By: Jeremy W. Sherman. Published: . Categories: Small Bytes. Tags: amazon hack library.

You have a great Amazon wishlist. But Amazon books cost money, and you can’t read them till someone delivers them. Lame. I demand free and instant gratification!

Enter the library! But if your library website is anything like mine, the online browsing experience is nowhere near as awesome as Amazon’s. And who wants to laboriously search each and every title they’ve wished for on Amazon? There’s gotta be a better way to figure out which of your Amazon books you can get for free.

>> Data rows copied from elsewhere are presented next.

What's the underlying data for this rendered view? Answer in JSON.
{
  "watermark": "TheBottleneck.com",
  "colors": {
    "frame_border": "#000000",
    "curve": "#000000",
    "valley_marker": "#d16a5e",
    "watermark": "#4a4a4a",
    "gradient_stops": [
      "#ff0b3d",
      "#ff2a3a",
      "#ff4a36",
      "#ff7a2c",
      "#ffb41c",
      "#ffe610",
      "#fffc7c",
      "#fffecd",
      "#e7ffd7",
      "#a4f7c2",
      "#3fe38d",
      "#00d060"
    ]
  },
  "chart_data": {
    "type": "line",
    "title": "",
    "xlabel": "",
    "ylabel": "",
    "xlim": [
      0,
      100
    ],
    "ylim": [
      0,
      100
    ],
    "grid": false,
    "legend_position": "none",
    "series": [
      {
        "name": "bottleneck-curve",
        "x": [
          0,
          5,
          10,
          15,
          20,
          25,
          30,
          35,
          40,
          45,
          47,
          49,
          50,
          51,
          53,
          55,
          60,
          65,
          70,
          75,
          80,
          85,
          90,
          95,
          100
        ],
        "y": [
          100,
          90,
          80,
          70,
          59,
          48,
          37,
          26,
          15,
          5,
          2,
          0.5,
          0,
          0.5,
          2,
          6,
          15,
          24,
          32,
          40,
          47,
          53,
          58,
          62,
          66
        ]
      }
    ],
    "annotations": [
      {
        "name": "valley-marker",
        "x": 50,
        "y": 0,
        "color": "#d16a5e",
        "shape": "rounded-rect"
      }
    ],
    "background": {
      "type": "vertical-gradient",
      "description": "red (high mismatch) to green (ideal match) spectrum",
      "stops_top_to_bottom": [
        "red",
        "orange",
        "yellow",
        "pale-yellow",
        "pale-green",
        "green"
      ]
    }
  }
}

Enter Ruby! With a little prep work, you can fetch all the titles from Amazon, run them through your library’s search interface, and get some useful information:

Fetching Amazon wishlist… 39 titles found. Searching library for 39 titles… Found 9 titles with results: - The Bicycling Guide to Complete Bicycle Maintenance & Repair: For Road & Mountain Bikes (2 results) - The Weed Tree (2 results) - Broken Bells (9 results) - Capacity (24 results) - Civilian (27 results) - Cults (38 results) - High Society (54 results) - A History of Reading (89 results) - Mirror (373 results)

I started with a wishlist of 39 items and winnowed it down to just 9 that the library might have. The frustrating part has been done for me: checking book after book only to find the library has absolutely nothing for 30 of them. Sure, I still have to check whether Enon’s High Society was actually among the 54 results for that search, but at least I know there are results. More hacking time could undoubtedly improve the false positive rate and add a “request this for me” feature, but as-is, this quick hack will pay off over and over.

Grab the source to “dekazon” (Dekalb county library district + Amazon) and use it as a starting point to hack something similar up for your library/college/home. Bringing datasets together is a beautiful thing.